Tal Acórdão foi proferido em ação por incumprimento intentada contra o Estado português pela Comissão Europeia,  nos termos do art. 258º do TJUE.

Como resulta do nº 36 desse Acórdão, para efeitos da aplicação do art.  110.º TFUE, em especial, para efeitos da comparação entre o regime de tributação dos veículos usados importados e o dos veículos usados já presentes no território do Estado Membro, que constituem produtos similares ou concorrentes aos primeiros, deve tomar se em consideração, não apenas a taxa da imposição interna que incide direta ou indiretamente sobre os produtos nacionais e os produtos importados mas também a matéria coletável e as modalidades do imposto em causa. Mais precisamente, um Estado Membro não pode cobrar um imposto sobre os veículos usados importados, calculado com base num valor superior ao valor real do veículo, tendo como efeito uma tributação mais onerosa destes relativamente à dos veículos usados similares disponíveis no mercado nacional. O valor do veículo usado importado utilizado pela Administração como base de tributação deve, assim, refletir fielmente o valor de um veículo similar já registado no território nacional.

Neste contexto, prosseguiriam os nº s 37 e 38. desse Acórdão, para saber se um imposto cria uma discriminação indireta entre os veículos automóveis usados importados e os veículos automóveis usados similares já presentes no território nacional, importa examinar se tal imposto é neutro no que respeita à concorrência entre os veículos usados importados e os veículos usados similares anteriormente matriculados no território nacional e submetidos, no momento da matrícula, ao referido imposto.

Diferentemente da componente do imposto em causa calculada em função da cilindrada do veículo, para a qual o artigo 11.º do CISV prevê uma percentagem de redução em função da idade do veículo, na legislação que vigorou entre a Lei nº 42/2016 e a Lei  nº 75-B/2020,  não esteve  prevista , para os  veículos importados. nenhuma redução da componente ambiental do referido imposto que refletisse a desvalorização do valor comercial do veículo a esse título.

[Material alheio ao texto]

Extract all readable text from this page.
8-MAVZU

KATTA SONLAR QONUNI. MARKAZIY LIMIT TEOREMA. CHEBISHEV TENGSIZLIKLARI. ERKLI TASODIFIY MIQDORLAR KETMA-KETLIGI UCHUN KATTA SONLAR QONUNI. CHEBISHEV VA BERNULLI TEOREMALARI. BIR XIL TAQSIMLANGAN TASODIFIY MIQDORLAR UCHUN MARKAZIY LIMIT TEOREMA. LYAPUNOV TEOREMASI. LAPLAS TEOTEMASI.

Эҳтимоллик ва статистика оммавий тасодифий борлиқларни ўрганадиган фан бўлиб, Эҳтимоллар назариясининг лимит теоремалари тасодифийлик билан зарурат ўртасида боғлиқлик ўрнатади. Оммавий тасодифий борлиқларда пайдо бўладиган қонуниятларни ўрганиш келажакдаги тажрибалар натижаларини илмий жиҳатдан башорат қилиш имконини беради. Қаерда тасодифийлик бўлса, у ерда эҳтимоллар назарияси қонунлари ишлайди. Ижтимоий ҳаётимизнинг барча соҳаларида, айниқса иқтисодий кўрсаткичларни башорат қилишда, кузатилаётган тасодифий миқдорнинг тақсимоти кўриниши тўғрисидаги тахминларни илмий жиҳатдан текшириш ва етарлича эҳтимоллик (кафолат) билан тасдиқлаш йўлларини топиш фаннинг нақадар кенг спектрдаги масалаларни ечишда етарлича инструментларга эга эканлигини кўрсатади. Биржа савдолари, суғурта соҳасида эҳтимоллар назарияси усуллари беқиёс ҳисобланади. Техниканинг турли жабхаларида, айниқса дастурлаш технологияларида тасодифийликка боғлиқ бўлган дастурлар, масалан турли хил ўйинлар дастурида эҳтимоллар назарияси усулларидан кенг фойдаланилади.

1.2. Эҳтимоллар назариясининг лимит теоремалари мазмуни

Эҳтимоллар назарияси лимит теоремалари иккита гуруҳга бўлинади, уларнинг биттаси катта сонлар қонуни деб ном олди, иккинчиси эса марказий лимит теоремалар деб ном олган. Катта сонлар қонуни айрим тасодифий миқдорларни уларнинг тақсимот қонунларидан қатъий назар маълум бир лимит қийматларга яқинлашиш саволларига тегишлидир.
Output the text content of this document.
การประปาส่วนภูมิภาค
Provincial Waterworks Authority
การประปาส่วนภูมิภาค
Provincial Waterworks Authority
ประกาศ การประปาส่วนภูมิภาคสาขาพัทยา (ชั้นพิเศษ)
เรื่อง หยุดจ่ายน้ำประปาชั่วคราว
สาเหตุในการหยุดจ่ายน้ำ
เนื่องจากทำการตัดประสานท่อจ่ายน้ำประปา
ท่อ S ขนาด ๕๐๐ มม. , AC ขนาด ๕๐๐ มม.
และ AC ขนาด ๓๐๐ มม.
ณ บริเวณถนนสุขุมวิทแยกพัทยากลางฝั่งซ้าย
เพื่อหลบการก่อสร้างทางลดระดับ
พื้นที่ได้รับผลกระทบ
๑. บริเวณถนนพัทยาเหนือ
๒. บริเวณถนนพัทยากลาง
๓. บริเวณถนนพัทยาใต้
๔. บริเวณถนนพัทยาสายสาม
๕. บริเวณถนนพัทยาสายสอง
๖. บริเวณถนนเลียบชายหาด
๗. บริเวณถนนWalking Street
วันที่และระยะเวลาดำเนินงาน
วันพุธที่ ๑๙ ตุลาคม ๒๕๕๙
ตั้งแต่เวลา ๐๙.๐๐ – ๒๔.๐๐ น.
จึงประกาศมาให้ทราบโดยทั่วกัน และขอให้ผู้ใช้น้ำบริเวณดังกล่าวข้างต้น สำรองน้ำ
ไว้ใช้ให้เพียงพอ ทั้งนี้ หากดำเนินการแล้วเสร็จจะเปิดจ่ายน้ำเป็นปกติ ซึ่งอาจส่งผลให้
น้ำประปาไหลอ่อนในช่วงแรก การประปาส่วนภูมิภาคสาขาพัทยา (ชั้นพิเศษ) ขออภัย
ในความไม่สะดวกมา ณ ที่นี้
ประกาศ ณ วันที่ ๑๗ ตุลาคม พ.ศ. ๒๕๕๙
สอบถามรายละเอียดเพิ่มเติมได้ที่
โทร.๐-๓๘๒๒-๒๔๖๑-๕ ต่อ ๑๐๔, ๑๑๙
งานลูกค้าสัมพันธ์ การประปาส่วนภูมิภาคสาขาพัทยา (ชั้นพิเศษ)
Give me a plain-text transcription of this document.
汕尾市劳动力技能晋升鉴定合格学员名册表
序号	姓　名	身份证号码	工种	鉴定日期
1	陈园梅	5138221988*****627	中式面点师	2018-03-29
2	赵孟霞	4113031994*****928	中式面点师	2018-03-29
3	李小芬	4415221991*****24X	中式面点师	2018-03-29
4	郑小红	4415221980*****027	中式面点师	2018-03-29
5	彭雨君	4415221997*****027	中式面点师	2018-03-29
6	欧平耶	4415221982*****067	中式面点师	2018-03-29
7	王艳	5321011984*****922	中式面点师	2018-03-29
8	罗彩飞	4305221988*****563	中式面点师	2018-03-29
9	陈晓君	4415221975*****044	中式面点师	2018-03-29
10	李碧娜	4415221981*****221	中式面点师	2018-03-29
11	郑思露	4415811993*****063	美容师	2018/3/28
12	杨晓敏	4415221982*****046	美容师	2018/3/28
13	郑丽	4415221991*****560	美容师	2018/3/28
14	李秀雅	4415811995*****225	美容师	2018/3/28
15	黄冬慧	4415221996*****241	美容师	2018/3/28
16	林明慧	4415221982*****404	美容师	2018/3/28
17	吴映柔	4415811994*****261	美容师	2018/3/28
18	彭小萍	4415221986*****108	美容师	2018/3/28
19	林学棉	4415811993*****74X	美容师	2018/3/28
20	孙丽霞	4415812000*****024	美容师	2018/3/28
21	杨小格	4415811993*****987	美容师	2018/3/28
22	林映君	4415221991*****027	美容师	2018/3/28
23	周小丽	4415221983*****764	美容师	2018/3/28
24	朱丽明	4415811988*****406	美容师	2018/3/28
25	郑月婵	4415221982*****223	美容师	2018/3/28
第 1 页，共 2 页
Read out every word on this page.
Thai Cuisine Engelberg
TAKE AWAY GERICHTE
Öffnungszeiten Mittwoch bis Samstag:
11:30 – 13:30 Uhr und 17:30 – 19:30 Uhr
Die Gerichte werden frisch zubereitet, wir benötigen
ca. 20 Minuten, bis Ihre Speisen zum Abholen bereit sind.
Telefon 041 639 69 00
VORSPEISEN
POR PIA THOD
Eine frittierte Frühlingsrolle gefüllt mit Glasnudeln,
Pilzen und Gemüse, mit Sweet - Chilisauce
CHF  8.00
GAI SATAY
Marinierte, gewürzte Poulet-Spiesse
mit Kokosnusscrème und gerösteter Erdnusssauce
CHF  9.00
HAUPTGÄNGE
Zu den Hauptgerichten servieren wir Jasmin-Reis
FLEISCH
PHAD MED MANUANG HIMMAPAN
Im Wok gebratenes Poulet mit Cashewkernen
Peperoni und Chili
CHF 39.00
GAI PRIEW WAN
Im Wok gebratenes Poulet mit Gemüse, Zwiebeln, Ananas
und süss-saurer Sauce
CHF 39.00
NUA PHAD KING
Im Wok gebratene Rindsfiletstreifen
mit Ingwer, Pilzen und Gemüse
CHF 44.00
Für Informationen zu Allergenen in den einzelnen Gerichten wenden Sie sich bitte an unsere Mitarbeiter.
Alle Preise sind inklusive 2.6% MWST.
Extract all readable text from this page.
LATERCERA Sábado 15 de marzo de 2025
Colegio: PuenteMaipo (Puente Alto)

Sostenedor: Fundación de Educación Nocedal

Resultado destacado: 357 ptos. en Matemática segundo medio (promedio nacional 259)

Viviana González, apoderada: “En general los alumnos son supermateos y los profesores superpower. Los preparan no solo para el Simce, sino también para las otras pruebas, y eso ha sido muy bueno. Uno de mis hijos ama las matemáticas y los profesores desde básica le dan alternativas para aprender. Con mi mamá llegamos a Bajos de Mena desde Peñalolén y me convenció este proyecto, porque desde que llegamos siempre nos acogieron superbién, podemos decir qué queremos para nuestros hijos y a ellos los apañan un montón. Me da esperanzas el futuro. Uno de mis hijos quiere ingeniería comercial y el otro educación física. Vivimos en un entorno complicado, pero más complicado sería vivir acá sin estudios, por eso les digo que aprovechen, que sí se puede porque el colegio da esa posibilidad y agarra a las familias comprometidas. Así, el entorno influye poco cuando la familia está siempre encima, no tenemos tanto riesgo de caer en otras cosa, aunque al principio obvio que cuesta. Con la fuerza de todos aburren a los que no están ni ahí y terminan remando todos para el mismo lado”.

Daqui resulta, segundo os nºs 41 e 42 desse Acórdão que a legislação nacional que institui o imposto em causa tivesse por consequência que, durante esse período, o montante do imposto de registo para os veículos usados importados em Portugal de outros Estados-Membros fosse calculado, relativamente à parte do preço que refletia a componente ambiental, sem tomar em consideração a desvalorização real desses veículos. Por conseguinte, a legislação nacional não garantiu que os veículos usados importados de outro Estado Membro fossem  sujeitos a um imposto de montante igual ao do imposto que incide sobre os veículos usados similares já presentes no mercado nacional, o que é contrário ao artigo 110.º TFUE.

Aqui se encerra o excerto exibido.